« Les perspectives du cartel n’ont jamais été aussi peu favorables ».
L’OPEP, qui fête ses soixante ans, traverse l’une des pires tempêtes de son existence: la demande en pétrole fond entre Covid-19 et transition énergétique, son monopole est entamé et la discorde sévit dans ses rangs. Mais pour les experts, elle est loin d’être finie.
« Les perspectives du cartel n’ont jamais été aussi peu favorables », observe Philippe Sébille-Lopez, analyste indépendant et directeur de Géopolia, auprès de l’AFP.
« Certains vont jusqu’à dire que l’OPEP est passée de mode. Je n’y crois pas, » répond Carlo Alberto de Casa, analyste spécialisé chez Activtrades. L’Organisation des pays exportateurs de pétrole « est certes moins influente que par le passé, mais elle reste un poids lourd », ajoute-t-il.
Fondée le 14 septembre 1960 à l’initiative de l’Arabie saoudite, l’Iran, l’Irak, le Koweït et le Venezuela, l’alliance compte dorénavant 13 membres, plus 10 si on y adjoint les signataires de l’accord OPEP+, dont la Russie. Ils représentent à 23 la moitié de la production mondiale d’or noir.

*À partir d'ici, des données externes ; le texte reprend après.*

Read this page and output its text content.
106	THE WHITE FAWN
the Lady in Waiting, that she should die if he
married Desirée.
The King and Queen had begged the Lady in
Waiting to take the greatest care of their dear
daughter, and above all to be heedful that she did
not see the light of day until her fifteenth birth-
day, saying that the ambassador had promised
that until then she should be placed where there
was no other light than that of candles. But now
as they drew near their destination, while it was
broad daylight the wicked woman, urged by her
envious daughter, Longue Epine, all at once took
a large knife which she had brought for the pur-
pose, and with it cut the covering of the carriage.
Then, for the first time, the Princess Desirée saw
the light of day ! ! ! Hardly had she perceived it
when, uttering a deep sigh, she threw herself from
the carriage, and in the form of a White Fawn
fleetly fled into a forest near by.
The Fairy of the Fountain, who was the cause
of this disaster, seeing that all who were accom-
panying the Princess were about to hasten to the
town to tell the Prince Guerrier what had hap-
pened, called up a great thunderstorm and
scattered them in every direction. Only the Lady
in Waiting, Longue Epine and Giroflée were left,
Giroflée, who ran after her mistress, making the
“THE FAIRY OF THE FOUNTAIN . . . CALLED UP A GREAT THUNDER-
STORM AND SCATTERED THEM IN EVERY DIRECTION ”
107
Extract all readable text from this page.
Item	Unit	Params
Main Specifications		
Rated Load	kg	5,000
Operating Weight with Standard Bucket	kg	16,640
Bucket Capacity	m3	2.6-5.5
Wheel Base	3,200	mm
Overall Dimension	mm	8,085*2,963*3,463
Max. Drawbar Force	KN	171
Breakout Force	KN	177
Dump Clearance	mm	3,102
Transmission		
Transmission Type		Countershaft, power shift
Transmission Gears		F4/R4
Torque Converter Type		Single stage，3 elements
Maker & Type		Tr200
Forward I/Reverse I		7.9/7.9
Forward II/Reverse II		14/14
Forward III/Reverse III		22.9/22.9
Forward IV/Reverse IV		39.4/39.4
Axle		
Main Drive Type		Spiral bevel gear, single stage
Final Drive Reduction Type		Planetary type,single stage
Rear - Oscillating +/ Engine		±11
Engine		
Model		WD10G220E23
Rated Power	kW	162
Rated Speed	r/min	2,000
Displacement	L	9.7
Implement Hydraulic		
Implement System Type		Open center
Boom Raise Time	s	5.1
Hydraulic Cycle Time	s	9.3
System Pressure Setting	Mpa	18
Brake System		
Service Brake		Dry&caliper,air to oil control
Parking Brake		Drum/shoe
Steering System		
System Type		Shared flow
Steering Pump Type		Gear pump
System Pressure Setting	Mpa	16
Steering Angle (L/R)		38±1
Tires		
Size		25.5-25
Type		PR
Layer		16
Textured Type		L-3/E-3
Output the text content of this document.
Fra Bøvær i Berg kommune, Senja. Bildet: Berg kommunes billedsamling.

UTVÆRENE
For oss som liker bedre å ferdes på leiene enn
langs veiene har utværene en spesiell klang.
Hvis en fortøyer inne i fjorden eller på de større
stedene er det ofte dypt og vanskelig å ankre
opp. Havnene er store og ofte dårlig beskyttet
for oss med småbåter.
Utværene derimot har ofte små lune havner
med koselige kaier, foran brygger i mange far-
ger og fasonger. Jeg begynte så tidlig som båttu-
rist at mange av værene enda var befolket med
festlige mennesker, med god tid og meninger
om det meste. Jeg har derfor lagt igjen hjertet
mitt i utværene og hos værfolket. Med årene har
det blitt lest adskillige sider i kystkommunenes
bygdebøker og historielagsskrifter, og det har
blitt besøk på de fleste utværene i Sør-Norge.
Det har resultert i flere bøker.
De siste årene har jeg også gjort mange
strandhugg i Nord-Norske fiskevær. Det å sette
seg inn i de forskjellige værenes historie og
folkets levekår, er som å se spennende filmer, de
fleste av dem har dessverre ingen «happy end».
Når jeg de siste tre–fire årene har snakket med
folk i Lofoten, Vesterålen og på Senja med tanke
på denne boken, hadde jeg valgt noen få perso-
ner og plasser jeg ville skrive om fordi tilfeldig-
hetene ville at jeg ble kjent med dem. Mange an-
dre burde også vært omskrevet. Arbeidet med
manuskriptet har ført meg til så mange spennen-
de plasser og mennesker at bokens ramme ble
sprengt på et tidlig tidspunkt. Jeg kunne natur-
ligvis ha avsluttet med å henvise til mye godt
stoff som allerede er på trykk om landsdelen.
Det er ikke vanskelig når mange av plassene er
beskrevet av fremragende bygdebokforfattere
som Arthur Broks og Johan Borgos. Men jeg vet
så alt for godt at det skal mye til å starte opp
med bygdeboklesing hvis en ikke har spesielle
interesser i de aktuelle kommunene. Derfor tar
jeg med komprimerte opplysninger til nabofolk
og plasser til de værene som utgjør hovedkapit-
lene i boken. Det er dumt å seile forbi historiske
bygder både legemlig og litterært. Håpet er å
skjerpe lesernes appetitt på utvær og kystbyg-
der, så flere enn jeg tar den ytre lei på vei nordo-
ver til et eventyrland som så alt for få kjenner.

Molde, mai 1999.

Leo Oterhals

En mars, confrontés à une chute des cours à mesure que la pandémie progressait hors de Chine, le cartel et ses alliés n’avaient pas réussi à s’entendre sur la marche à suivre. Ce manque d’action coordonnée s’était traduit par un plongeon historique des prix, avec un baril new-yorkais en territoire négatif fin avril.
L’OPEP+ a ensuite rectifié le tir en réduisant jusqu’à 20 % de sa production, permettant aux cours de remonter au niveau actuel, autour de 40 dollars le baril.
Cette action conjointe a montré que le groupe avait encore un rôle de premier plan sur le marché « que les États-Unis ne peuvent pas assumer, leurs sociétés étant privées », note M. Sébille-Lopez.
Mais cette politique a dans le même temps conforté les Américains dans leur statut de premier producteur mondial acquis fin 2018 et asséché les finances de ses membres.
De là naît la difficulté de faire respecter par tous le quota de diminution assigné, une tâche pourtant indispensable à la crédibilité du cartel comme le répète le ministre saoudien de l’Énergie, Abdel Aziz ben Salmane. Deux mauvais élèves, le Nigeria et l’Irak, sont régulièrement pointés du doigt.
Pic de consommation
En réaction à la pandémie de Covid-19, les confinements et restrictions de déplacement ont miné la consommation de pétrole. Certains prédisent qu’elle ne reviendra jamais au niveau de l’an dernier.
Dans son scénario compatible avec l’Accord climat de Paris, qui vise à maintenir le réchauffement bien en dessous de 2 °C voire 1,5°, l’Agence internationale de l’énergie (AIE) estime que la demande pétrolière doit commencer à baisser prochainement, vers 2022.
Ce déclin annoncé « ne signifie pas que l’on va passer dès demain à une consommation à zéro », souligne Paola Rodriguez-Masiu, analyste au sein de Rystad Energy, à l’AFP, indiquant qu’au plus fort de la crise le monde continuait de consommer plus de 70 millions de barils par jour, contre 100 millions avant la pandémie.
« Même si la demande a atteint un pic, il est fort probable que le pétrole soit encore central pendant les vingt prochaines années », a complété M. Alberto de Casa.
Le PDG de Total Patrick Pouyanné professait en juin une production à « 50 millions de barils par jour à horizon 2040-2050 ».
Atouts en réserve
À soixante ans, l’OPEP est donc loin d’avoir dit son dernier mot. Le faible coût de production de ses barils, que Ryad sort par exemple de terre « autour de 10 dollars » rappelle l’analyste de Rystad, rend l’organisation résiliente.
« L’extraction de pétrole en Arabie saoudite est également bien moins coûteuse en émission de CO2 que la fracturation », technique employée massivement aux États-Unis et décriée pour les dégâts qu’elle cause sur l’environnement, note Mme Rodriguez-Masiu.
Les membres du cartel sont par ailleurs assis sur les réserves de brut les plus importantes de la planète: le Venezuela, l’Arabie saoudite, l’Iran et l’Irak occupent quatre des cinq premières places en termes de réserves dans le monde, selon l’Agence américaine d’information sur l’Énergie (EIA).
Et leur part de marché pourra bénéficier du retour prochain de la Libye, en attendant celui du Venezuela et de l’Iran, toujours sous le coup de sanctions américaines.